TABLE 2. Clinical information of 52 included patients.

3.3 Laboratory examination

Cardiac Troponin T (cTnT) was detected in 37 patients, including elevated levels in 33 cases (89.2%) and normal levels in 4 cases (10.8%). The median cTnT value was 1.8 μg/L (range 0.1–165.0). The serum creatine kinase (CK) assay was performed on 24 patients. Eight (33.3%) patients had normal values, and 16 (66.7%) had elevated CK levels. The median CK level was 441 U/L (range 3–16000). The C-reactive protein (CRP) test was normal in 2 cases (6.9%), and elevated in 27 cases (93.1%), totaling 29 cases. The median CRP was 97.1 mg/L (range 12.0–2580.0). Of 27 patients with leukocyte counts, 22 (81.5%) were elevated, and 5 (18.5%) were normal. The median leukocyte count was 15000/μL (range 7820–26200). The erythrocyte sedimentation rate (ESR) was determined in 20 patients. Of these, 19 cases (85.0%) were elevated, and 1 (5.0%) was normal. The median ESR was 66.5 mm/h (16.0–121.0).

3.4 Image examination

The summary of the imaging examination results is shown in Table 3. Twenty-three (44.2%) cases had ST-elevation on electrocardiogram (ECG), 9 (17.3%) had T wave inversion, 7 (13.5%) had sinus tachycardia, 5 (9.6%) had nonspecific ST-T wave change, 3 (5.8%) had PR interval decrease, 3 (5.8%) had biphasic T wave, 3 (5.8%) had normal ECG, 2 (3.8%) had T-wave flatness, 1 (1.9%) had an atrioventricular block, 1 (1.9%) had an increase in the Q wave, and 1 (1.9%) had trifascicular block. Eleven (91.7%) patients showed normal coronary angiography (CA), and 1 (8.3%) had atherosclerosis. Cardiac magnetic resonance imaging (CMRI) was performed in 28 cases: 12 (42.8%) had myocardial necrosis, 7 (25.0%) had myocardial edema, 2 (7.1%) had minimal pericardial effusion, 2 (7.1%) had myocardial fibrosis, 1 (3.6%) had interatrial septal hypertrophy, 1 (3.6%) had a benign pericardial cyst, 1 (3.6%) had diffuse hyperkinesia, and 1 (3.6%) had anterior septal hypertrophy. One (3.6%) patient had normal CMRI. Fifty patients had ultrasound cardiogram (UCG) performed: 15 (30.0%) had pericardial effusion, 12 (24.0%) had ventricular dysfunction, 7 (14.0%) had decreased ejection fraction, 7 (14.0%) had normal UCG, 6 (12.0%) had abnormal wall motion, and 3 (6.0%) had thickening of the ventricular wall.

TABLE 3
www.frontiersin.org

TABLE 3. Imaging examination of 52 patients reported in case series/reports.

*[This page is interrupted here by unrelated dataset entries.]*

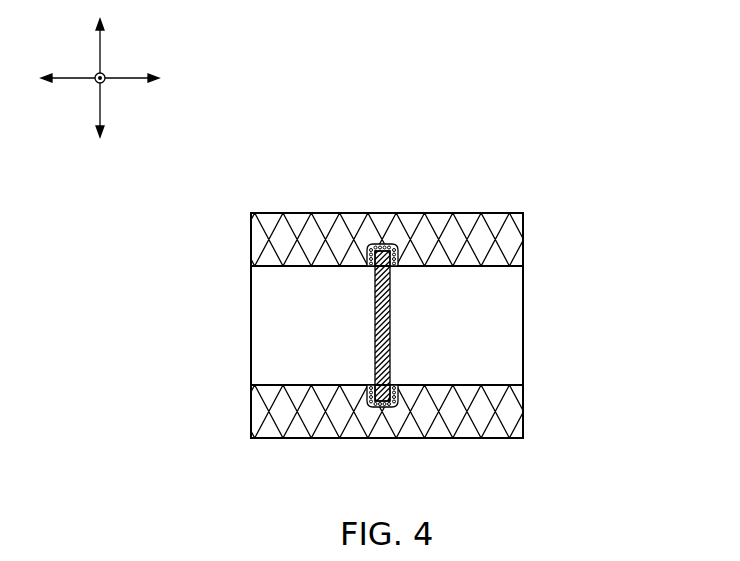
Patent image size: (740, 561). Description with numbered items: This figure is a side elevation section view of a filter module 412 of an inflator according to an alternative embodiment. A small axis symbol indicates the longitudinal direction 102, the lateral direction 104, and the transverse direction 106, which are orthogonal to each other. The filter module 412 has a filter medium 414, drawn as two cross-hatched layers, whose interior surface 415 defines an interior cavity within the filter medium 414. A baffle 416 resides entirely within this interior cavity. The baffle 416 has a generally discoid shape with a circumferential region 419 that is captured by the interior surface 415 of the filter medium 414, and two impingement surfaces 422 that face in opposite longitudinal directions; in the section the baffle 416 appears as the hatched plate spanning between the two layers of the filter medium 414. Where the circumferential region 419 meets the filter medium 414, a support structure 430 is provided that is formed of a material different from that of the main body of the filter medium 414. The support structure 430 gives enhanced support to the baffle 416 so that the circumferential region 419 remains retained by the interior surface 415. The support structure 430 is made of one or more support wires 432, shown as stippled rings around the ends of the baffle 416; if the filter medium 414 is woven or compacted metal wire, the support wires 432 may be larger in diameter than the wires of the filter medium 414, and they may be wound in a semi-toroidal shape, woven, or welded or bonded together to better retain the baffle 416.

The longitudinal direction 102 is at (138, 74).
The lateral direction 104 is at (105, 84).
The transverse direction 106 is at (104, 60).
The filter module 412 is at (528, 151).
The filter medium 414 is at (291, 206).
The interior surface 415 is at (440, 384).
The baffle 416 is at (397, 327).
The circumferential region 419 is at (385, 408).
The impingement surfaces 422 is at (391, 289).
The support structure 430 is at (391, 243).
The support wires 432 is at (374, 252).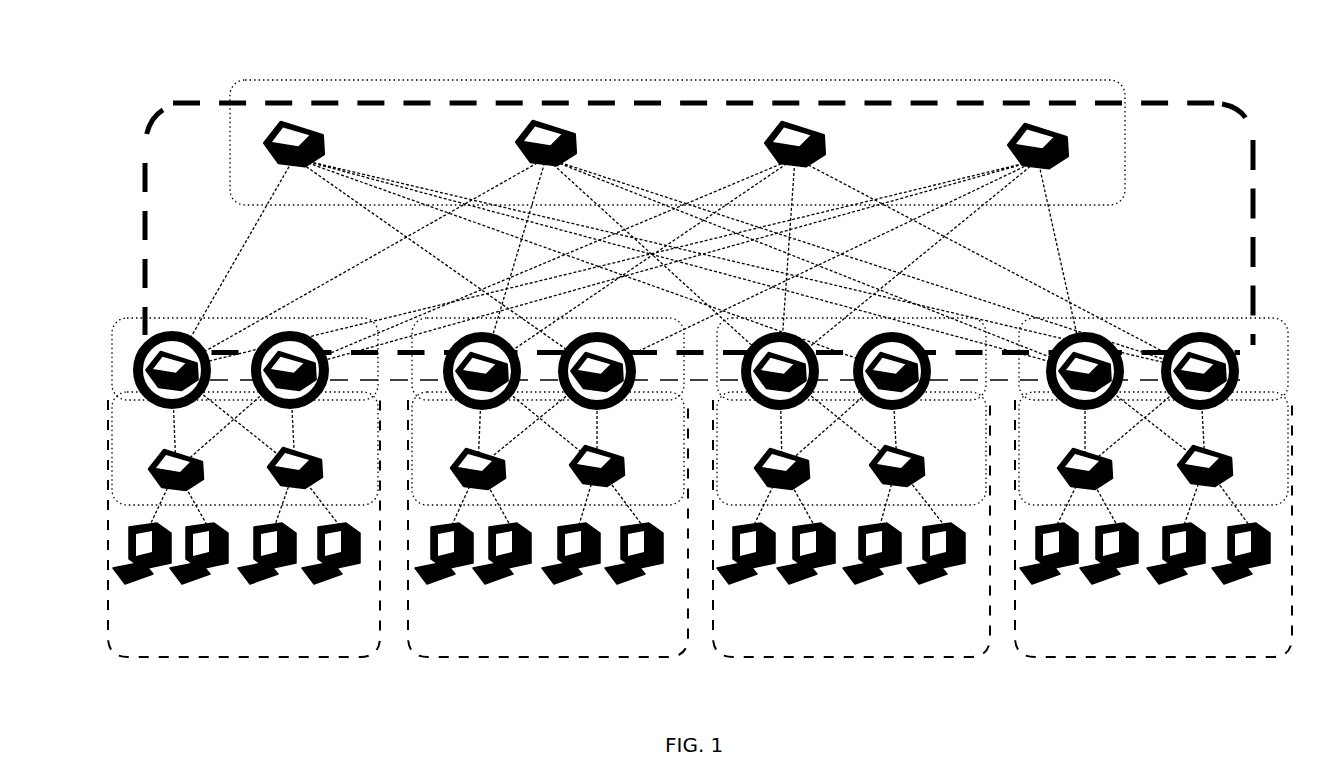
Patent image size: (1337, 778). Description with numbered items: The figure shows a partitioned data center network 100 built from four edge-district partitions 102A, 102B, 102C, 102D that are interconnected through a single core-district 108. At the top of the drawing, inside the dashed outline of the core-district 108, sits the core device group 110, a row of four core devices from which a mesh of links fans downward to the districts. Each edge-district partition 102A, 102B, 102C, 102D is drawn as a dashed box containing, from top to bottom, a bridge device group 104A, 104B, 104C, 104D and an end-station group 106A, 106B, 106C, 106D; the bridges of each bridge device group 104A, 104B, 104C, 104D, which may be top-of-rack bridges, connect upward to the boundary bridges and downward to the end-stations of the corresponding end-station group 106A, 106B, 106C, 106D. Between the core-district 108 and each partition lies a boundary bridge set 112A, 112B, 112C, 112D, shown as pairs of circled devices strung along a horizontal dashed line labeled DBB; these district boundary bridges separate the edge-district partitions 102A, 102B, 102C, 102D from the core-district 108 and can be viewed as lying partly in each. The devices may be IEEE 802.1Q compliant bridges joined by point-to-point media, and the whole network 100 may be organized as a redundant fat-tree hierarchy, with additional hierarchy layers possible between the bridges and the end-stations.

The partitioned data center network 100 is at (1293, 104).
The edge-district partition 102A is at (118, 656).
The edge-district partition 102B is at (418, 656).
The edge-district partition 102C is at (723, 656).
The edge-district partition 102D is at (1025, 656).
The bridge device group 104A is at (137, 437).
The bridge device group 104B is at (449, 437).
The bridge device group 104C is at (757, 437).
The bridge device group 104D is at (1057, 437).
The end-station group 106A is at (360, 597).
The end-station group 106B is at (660, 597).
The end-station group 106C is at (965, 597).
The end-station group 106D is at (1270, 597).
The core-district 108 is at (145, 226).
The core device group 110 is at (1075, 125).
The boundary bridge set 112A is at (137, 332).
The boundary bridge set 112B is at (449, 332).
The boundary bridge set 112C is at (754, 332).
The boundary bridge set 112D is at (1055, 332).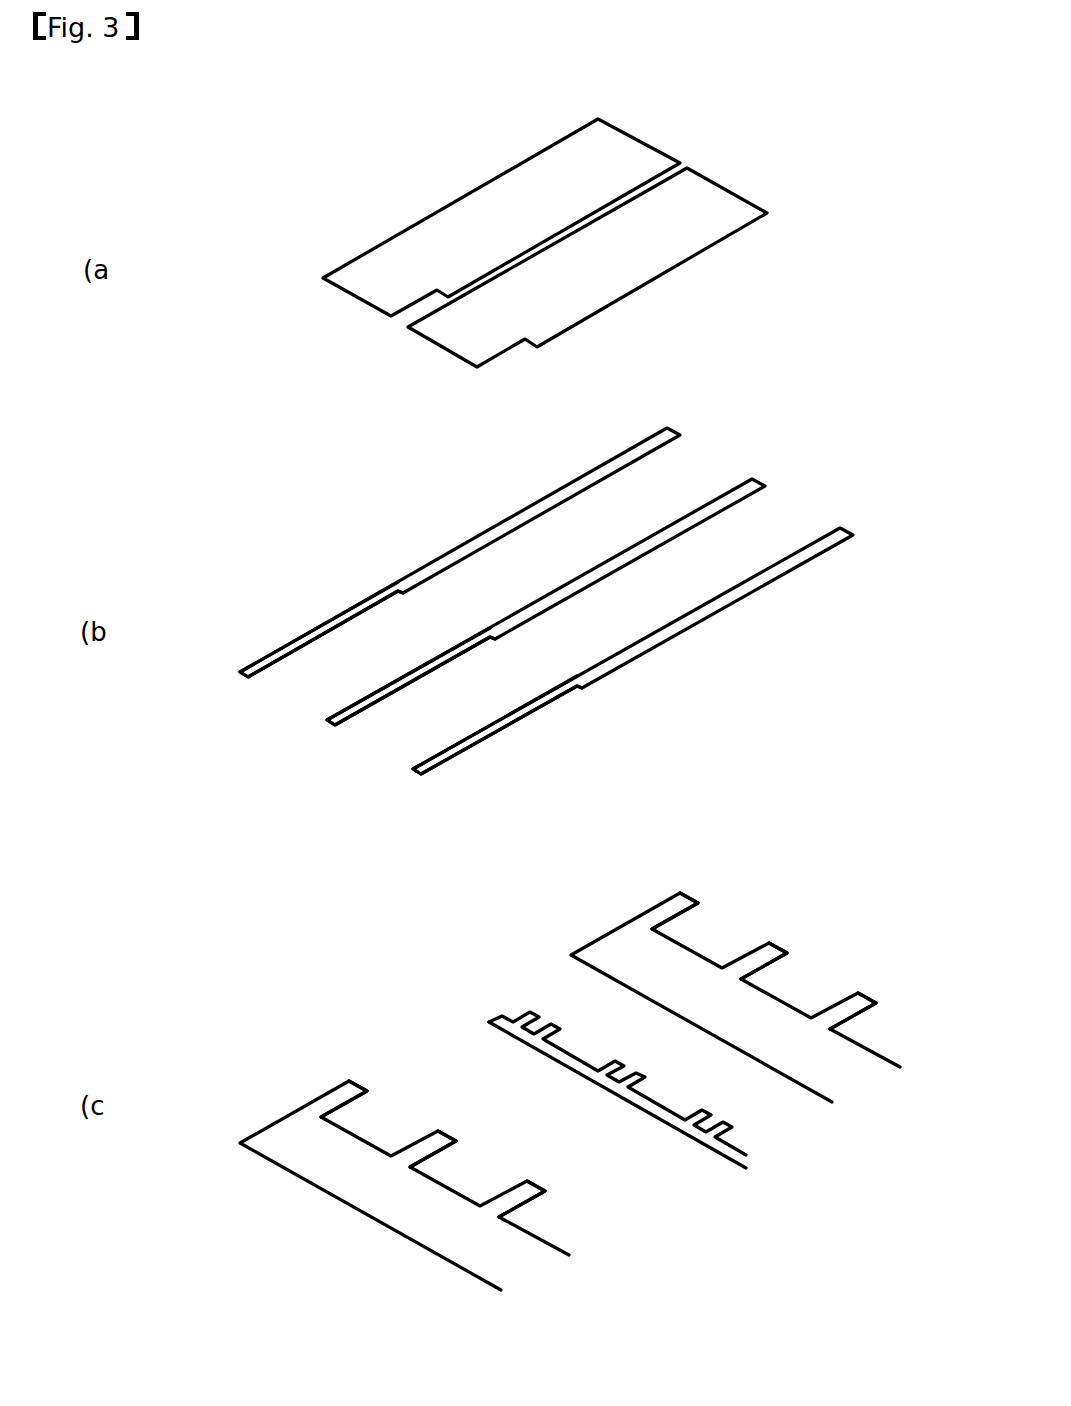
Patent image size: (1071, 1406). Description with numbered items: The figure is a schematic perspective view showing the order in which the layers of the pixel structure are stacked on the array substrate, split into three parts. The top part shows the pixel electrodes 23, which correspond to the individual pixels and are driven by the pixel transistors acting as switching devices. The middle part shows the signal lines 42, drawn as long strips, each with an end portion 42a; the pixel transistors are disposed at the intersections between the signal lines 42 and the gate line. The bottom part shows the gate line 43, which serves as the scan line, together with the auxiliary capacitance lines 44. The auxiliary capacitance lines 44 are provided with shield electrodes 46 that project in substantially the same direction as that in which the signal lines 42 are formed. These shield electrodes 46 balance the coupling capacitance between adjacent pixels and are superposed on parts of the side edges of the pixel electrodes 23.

The pixel electrode 23 is at (510, 172).
The signal line 42 is at (678, 433).
The lead strip tab portion 42a is at (308, 635).
The gate line 43 is at (490, 1019).
The auxiliary capacitance line 44 is at (598, 947).
The shield electrode 46 is at (680, 900).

3.5 Treatment and prognosis

The treatment and prognosis of the 52 patients are shown in Table 4. A total of 48 patients (92.3%) eventually discontinued mesalazine, and 4 (7.7%) continued to receive mesalazine. After discontinuation of mesalazine, 25 (48.1%) patients received corticosteroids, 5 (9.6%) received azathioprine (AZA), 1 (1.9%) received balsalazide, 1 (1.9%) received infliximab (IFX), and 1 (1.9%) received cyclosporine (CsA) to treat IBD. Cardiotoxicity treatment included the use of non-steroidal anti-inflammatory drugs (NSAIDs) in 18 cases (34.6%), antibiotics in 12 cases (23.1%), surgery in 6 cases (11.5%), hypotensives in 6 cases (11.5%), analgesics in 4 cases (7.7%), vasoactive drugs in 1 case (1.9%), cardiac stimulants in 1 case (1.9%), and antianginal agents in 1 case (1.9%). Fourteen cases (33.3%) had clinical symptoms that disappeared immediately after treatment, 22 cases (52.4%) had symptoms that disappeared within a week, and 6 (14.3%) had symptoms that disappeared after more than a week. Except for one case (1.9%) whose outcome was death, all 51 cases (98.1%) recovered after treatment. Cardiotoxicity symptoms occurred in 11 cases after rechallenging with mesalazine.

TABLE 4
www.frontiersin.org

TABLE 4. Treatment and prognosis of 52 patients reported in case series/reports.

4 Discussion

The FDA first approved mesalazine in 1992 to treat IBD (Lahiff et al., 2011). Its dosage forms include tablets, suppositories, capsules, and granules. The recommended dose for oral administration of mesalazine is 2 g/day, and the recommended dose for rectal administration is 3 g/week in divided doses (Harbord et al., 2017). Mesalazine inhibits prostaglandin formation by inhibiting cyclooxygenase (COX). It reduces signaling through the peroxisome proliferator-activated receptor gamma (PPAR-γ) pathway, decreasing nuclear factor ĸB activity and colon inflammation (Kim et al., 2006). Most of the cases in this study took the recommended dose, and only three patients received a higher amount. Therefore, cardiotoxicity due to mesalazine may not be correlated with the dose.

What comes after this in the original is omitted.